I kissed the top of Lena’s head and wormed out of her grasp. To Zhizhi, I said, “Do you want me to narrate as I go?”
“Sounds like a plan,” she said.
I took a step back toward the gate. Then I took a deep breath. Narrate. Explain. Right.
Everything I’d done made perfect sense to me as I did it. Explaining it in a way an audience could understand – an audience that would still be reeling from a magic-is-real revelation a video or two ago, I assumed – intimidated me more than I expected.
Or was it just that Zhizhi had thrust me into the starring role? I found it much easier to play off of Lena’s lines than to sell my own.
If I fretted over how to start and stop the segment, I’d never get it done. I trusted Zhizhi’s editing skills enough to know she could dub those bits in later, after we had time to sit down and write a proper script.
All she’d asked for was the explanation.
I checked to make sure my phone was recording audio. Yep.
I explained.
“We’ve seen Third Eye distort space before. In some cases, it’s been obvious, with areas expanded far beyond their physical limits. It’s not just that everything gets larger, though; the space isn’t just expanded, it’s filled by objects that seem to suit it. Extra rows of shelves in a warehouse. Extra steps atop a walking path.” I hesitated. “An extra apartment in a block of identical ones.”

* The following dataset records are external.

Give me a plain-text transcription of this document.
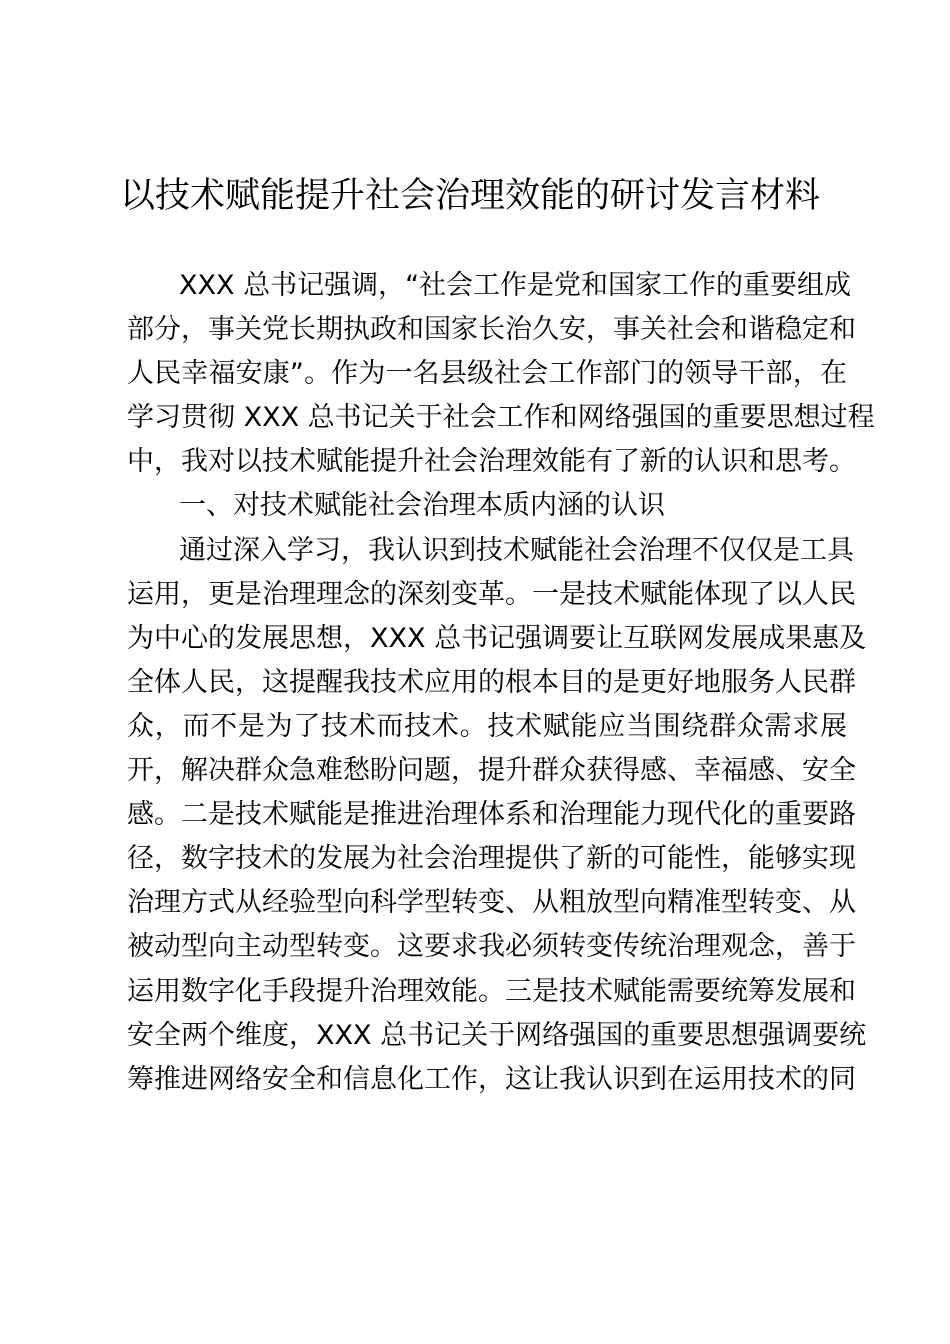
以技术赋能提升社会治理效能的研讨发言材料
XXX 总书记强调，“社会工作是党和国家工作的重要组成
部分，事关党长期执政和国家长治久安，事关社会和谐稳定和
人民幸福安康”。作为一名县级社会工作部门的领导干部，在
学习贯彻 XXX 总书记关于社会工作和网络强国的重要思想过程
中，我对以技术赋能提升社会治理效能有了新的认识和思考。
一、对技术赋能社会治理本质内涵的认识
通过深入学习，我认识到技术赋能社会治理不仅仅是工具
运用，更是治理理念的深刻变革。一是技术赋能体现了以人民
为中心的发展思想，XXX 总书记强调要让互联网发展成果惠及
全体人民，这提醒我技术应用的根本目的是更好地服务人民群
众，而不是为了技术而技术。技术赋能应当围绕群众需求展
开，解决群众急难愁盼问题，提升群众获得感、幸福感、安全
感。二是技术赋能是推进治理体系和治理能力现代化的重要路
径，数字技术的发展为社会治理提供了新的可能性，能够实现
治理方式从经验型向科学型转变、从粗放型向精准型转变、从
被动型向主动型转变。这要求我必须转变传统治理观念，善于
运用数字化手段提升治理效能。三是技术赋能需要统筹发展和
安全两个维度，XXX 总书记关于网络强国的重要思想强调要统
筹推进网络安全和信息化工作，这让我认识到在运用技术的同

I had to keep walking forward for the sake of the video, but I would’ve liked to have seen Lena’s expression when I said that last sentence. I had to content myself with hearing a little gasp from her, and a supportive meep from Bernie.
“This is subtler,” I continued, “but it’s the same basic principle. Now put that together with how objects we create have physical existence. We can climb on them, step on them, and it feels... really weird, I’m not gonna lie, but it does work. We climbed safely over broken glass, and I don’t mean the Third Eye material, I mean real stuff, by putting down a layer of conjured Iron.”

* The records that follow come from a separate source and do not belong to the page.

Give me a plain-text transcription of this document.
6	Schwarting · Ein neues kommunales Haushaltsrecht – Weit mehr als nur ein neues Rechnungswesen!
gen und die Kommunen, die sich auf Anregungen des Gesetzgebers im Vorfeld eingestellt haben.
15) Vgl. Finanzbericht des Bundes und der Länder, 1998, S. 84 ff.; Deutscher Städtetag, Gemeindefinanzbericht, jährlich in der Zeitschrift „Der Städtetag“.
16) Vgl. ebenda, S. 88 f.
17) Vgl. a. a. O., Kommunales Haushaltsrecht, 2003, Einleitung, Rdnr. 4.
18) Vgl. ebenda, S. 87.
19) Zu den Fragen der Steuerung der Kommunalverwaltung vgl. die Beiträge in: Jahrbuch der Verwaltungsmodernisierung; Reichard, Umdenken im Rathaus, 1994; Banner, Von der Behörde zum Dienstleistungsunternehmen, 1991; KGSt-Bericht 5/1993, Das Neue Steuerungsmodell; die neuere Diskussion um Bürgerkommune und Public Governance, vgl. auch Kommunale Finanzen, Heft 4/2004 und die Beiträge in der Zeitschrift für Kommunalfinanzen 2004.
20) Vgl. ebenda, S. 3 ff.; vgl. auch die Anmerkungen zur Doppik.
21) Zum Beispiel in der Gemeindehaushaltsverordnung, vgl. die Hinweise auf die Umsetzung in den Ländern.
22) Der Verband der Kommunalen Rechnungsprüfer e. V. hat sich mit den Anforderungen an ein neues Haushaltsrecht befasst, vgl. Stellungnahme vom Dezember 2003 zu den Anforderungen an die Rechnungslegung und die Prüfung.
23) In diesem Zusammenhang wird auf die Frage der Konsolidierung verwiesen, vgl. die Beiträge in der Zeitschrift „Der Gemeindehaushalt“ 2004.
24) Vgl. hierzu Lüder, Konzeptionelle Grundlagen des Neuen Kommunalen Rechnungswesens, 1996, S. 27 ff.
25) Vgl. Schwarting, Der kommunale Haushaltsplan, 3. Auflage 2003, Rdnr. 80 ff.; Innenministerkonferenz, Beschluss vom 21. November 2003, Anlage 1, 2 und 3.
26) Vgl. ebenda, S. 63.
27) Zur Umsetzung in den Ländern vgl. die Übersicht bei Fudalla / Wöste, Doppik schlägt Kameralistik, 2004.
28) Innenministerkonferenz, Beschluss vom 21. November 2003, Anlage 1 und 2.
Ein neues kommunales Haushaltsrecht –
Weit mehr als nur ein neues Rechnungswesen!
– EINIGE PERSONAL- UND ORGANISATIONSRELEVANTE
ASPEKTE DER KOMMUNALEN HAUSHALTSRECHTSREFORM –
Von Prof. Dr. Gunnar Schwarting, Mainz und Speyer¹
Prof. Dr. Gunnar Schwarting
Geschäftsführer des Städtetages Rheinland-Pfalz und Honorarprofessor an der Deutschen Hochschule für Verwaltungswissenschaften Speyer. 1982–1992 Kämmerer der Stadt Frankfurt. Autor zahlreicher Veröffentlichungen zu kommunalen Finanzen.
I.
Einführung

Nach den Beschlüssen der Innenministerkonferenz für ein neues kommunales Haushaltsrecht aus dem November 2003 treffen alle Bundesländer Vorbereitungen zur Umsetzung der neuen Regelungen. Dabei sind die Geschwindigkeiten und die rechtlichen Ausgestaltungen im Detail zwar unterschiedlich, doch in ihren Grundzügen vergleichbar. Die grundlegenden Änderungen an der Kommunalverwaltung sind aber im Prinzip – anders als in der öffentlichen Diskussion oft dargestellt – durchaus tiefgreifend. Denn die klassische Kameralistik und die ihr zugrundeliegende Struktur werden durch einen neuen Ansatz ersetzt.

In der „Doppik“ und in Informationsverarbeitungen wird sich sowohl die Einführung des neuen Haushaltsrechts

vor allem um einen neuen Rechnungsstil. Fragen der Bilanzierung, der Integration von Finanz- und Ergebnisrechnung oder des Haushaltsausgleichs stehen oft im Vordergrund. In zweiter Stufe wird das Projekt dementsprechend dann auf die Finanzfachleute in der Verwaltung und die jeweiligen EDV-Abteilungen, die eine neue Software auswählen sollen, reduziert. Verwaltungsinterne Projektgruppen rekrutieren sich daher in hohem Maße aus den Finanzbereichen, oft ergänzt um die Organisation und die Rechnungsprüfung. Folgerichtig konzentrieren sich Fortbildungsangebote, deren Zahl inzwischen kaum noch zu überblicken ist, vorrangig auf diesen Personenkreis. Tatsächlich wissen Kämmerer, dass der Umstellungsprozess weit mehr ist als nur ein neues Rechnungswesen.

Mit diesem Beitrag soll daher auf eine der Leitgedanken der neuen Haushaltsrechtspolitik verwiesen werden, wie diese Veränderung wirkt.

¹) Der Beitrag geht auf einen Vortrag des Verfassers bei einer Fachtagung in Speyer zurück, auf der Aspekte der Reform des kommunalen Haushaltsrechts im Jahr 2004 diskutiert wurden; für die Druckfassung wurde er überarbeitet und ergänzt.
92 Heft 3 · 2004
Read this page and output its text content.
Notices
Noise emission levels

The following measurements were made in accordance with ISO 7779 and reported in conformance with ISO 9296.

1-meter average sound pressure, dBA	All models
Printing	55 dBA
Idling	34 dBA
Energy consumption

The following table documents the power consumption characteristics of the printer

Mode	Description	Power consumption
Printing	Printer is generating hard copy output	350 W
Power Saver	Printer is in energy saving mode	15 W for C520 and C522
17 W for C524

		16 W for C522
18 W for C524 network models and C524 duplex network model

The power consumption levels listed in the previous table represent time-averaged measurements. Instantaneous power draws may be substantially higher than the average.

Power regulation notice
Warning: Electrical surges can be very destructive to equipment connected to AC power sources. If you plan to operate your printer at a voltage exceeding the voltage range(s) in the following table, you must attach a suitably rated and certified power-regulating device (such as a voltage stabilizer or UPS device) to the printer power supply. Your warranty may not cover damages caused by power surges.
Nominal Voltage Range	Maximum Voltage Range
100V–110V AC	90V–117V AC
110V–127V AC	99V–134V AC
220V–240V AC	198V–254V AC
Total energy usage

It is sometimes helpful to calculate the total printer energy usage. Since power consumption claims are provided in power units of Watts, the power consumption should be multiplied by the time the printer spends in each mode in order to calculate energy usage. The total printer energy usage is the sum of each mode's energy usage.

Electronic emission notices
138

Murmurs at my back. A wall in front of me.
I kept walking. I kept talking. “I realized that the same thing was happening here. The world as Third Eye sees it is sort of... overlaid on the world we see through our ordinary eyes. But it goes beyond just vision. Both versions really do exist. It’s hard to interact with the Third Eye version unless you’re exclusively looking through the game’s filter, but it actually is possible as long as you know exactly where to go. That’s how non-players have been able to benefit from Third Eye objects, or to follow Third Eye paths.”
When I lowered my phone, I was standing on the other side of the gate. Lena and Miguel were nodding along with my words. Only Zhizhi wasn’t, because she held her camera steady on her shoulder.
I smiled for it and ran my fingers through my hair. Now my bangs would look the same whether she was filming me through Third Eye or not. Good for another shot of confidence.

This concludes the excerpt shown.